Rose Rodriguez, a program manager with the nonprofit Cities of Service, had only been in Lancaster a few hours Wednesday afternoon, so she was reluctant to draw definitive conclusions about the city's implementation of her organization’s Love Your Block program.

But so far she had found nothing to quibble with. The level of collaboration and the enthusiasm she was seeing was amazing, she said.

“I think they get it,” she said.

Lancaster was one of 10 cities selected in 2018 for Love Your Block. Supported by Bloomberg Philanthropies through Cities of Service, it provides funding and technical support to improve neighborhoods at the grassroots level by, among other things, encouraging neighborhood groups and providing mini-grants for projects such as cleanups, facade improvements and so on.

Lancaster's program is focusing initially on Howard Avenue and the ChurchTowne neighborhood in the southeast. The S. Dale High Foundation is providing funding that will allow expansion to other areas, said Milzy Carrasco, director of neighborhood engagement.

Poverty remains endemic in Lancaster’s southeast and southwest quadrants, the legacy of previous generations of economic and racial segregation.

In her election campaign, Mayor Danene Sorace pledged to promote neighborhood revitalization while avoiding the top-down “urban redevelopment” mistakes of the past.

Love Your Block is “a good community-building effort,” said Erin Dixon, co-founder of the ChurchTowne Neighbors group, which received a mini-grant to spruce up the 500 block of North Street.

She's trying to get more people involved and encourage other blocks to seek mini-grants in the next round this fall.

On Wednesday, Rodriguez and her colleague, AmeriCorps Vista leader Talia Ramella, toured the program area and spoke with residents and neighborhood leaders.

Marquis Lupton, CEO of podcast platform The Cultured Professional Network, showed them the results of the recent Love Your Block-sponsored cleanup at Crispus Attucks Community Center.

Facades were power-washed and painted, landscaping was restored, rooms were cleared of clutter built up over years.

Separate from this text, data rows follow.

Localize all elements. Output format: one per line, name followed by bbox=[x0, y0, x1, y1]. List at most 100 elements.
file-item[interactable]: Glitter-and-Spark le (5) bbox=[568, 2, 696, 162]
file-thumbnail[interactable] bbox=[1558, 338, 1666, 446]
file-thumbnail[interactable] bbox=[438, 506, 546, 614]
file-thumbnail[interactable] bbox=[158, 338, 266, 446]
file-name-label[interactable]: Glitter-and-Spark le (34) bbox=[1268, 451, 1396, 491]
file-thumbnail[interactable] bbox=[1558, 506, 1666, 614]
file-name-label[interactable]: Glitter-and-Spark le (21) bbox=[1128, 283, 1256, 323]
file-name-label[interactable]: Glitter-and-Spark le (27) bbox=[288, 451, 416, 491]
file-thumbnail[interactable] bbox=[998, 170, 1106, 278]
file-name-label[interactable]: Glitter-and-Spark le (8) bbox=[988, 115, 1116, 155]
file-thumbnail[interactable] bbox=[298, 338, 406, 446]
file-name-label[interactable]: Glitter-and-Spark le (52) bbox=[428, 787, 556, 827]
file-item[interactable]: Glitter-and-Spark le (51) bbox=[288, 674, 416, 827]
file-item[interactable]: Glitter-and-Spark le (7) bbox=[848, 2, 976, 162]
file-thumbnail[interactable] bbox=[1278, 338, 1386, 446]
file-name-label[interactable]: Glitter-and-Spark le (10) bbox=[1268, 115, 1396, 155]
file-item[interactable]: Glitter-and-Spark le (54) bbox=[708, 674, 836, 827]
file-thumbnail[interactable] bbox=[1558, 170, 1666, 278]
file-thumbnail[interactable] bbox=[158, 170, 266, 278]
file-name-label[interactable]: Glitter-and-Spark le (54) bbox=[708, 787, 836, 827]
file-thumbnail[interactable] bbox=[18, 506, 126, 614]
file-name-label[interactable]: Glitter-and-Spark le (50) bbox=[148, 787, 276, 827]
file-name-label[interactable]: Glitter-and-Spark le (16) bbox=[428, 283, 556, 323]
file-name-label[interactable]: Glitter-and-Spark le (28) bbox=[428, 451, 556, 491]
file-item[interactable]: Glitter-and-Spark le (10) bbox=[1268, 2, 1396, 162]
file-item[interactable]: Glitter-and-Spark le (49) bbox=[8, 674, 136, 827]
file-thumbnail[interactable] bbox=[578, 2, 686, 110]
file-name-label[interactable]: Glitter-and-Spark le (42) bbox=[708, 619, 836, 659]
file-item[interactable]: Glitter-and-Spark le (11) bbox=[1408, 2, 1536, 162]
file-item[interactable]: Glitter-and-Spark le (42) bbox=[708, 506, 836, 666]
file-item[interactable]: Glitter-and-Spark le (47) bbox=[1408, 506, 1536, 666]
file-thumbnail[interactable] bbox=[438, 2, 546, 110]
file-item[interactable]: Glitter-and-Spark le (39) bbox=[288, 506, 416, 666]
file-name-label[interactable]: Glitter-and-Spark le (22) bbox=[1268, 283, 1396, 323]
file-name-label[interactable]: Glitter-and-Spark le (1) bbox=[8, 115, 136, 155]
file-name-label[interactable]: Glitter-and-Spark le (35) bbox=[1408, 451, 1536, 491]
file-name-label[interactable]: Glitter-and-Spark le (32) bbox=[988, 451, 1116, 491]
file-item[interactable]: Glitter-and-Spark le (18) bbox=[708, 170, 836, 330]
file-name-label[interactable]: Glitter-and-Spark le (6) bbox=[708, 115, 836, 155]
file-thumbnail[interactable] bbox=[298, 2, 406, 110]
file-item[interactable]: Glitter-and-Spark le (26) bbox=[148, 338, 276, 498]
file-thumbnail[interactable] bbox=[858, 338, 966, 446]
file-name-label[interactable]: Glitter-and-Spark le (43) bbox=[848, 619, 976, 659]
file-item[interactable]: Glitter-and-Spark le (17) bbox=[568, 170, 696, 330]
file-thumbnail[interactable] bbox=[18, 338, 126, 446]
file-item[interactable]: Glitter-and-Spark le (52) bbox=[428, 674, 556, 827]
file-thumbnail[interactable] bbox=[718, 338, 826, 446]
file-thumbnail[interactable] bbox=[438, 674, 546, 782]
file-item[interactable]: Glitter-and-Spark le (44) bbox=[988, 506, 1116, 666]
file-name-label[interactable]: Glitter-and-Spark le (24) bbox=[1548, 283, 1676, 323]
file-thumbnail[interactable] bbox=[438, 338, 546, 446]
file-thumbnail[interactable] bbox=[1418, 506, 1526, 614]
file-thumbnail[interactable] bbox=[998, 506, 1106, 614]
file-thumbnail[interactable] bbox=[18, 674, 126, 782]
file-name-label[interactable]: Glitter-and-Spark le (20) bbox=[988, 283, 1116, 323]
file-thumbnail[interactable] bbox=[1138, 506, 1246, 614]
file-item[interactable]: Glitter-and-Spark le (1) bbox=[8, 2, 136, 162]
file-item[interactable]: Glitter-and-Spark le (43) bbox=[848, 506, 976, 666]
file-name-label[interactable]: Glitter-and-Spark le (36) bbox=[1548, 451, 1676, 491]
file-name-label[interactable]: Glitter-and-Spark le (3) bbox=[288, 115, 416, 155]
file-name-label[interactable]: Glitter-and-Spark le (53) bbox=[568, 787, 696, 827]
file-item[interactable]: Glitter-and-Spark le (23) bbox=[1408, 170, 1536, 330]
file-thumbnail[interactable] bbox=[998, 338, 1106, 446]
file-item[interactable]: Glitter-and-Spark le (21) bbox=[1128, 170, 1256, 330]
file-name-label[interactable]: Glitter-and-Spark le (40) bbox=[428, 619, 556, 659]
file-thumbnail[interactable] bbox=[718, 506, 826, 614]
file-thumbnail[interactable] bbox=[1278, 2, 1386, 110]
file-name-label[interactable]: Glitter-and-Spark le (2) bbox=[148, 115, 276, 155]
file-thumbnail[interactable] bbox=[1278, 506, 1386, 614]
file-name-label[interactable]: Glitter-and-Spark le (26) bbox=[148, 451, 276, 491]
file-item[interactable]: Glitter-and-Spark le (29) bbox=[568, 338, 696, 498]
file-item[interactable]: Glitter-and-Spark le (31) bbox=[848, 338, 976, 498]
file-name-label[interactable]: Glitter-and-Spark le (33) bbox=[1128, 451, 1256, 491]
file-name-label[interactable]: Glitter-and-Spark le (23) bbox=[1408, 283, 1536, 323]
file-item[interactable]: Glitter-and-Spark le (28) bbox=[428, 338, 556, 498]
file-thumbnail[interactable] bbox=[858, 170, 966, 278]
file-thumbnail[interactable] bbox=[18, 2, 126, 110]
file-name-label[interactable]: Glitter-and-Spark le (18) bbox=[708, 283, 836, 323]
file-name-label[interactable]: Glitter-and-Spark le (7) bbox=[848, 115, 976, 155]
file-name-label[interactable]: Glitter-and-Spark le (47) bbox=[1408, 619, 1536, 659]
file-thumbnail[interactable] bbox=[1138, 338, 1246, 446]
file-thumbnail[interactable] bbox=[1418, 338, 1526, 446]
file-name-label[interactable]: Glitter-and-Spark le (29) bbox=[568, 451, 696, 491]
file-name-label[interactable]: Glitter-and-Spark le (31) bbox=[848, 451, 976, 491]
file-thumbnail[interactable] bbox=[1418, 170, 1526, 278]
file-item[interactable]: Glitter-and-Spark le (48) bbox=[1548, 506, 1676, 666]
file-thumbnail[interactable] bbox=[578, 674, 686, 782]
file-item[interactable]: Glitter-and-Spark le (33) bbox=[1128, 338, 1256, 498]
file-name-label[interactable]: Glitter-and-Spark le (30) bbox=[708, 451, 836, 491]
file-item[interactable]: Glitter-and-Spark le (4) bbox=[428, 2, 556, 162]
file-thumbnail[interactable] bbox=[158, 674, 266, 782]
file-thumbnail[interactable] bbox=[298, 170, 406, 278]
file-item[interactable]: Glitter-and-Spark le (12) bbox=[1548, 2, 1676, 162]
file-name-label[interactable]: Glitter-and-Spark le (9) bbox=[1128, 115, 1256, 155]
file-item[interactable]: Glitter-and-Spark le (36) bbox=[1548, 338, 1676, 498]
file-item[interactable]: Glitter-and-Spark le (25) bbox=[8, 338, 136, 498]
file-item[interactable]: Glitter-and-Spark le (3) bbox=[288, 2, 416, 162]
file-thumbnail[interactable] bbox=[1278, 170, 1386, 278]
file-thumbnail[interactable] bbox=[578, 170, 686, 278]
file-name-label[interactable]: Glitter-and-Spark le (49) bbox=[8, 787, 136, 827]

Nearly 600 pounds of trash was removed from the premises.

Besides those tangible improvements, the effort motivated and engaged the community, he said.

Strengthening neighborhoods

Love Your Block supports “Strong Neighborhoods,” one of Sorace’s four strategic priorities.

Last week’s second annual Mayor’s Neighborhood Week provided opportunity to highlight other neighborhood initiatives.

Monday launched Neighborhood Leaders Academy, a six-week course in grassroots community leadership. The roster of participants has grown from 12 to 17, Carrasco said.

On Thursday, Sorace and members of the administration’s Neighborhood Working Group toured the area in and around the 600 block of East Madison Street, conducting an “audit” to identify problems that could affect residents' quality of life.

Set up last year, the group brings staff from multiple departments together to tackle issues that cross departmental boundaries.

The week wrapped up with the second annual Neighbor to Neighbor forum, put on by Community Action Partnership of Lancaster County. Close to 90 people attended, exchanging ideas and hearing from Sorace and other city officials.

It was a diverse group and all four quadrants of the city were well represented, CAP’s CEO Dan Jurman said.

The city has crafted its neighborhood initiatives in response to resident input, Carrasco said. The programs that engage residents complement other initiatives within City Hall, like the working group.

“All of this came from what residents told us that they wanted,” she said.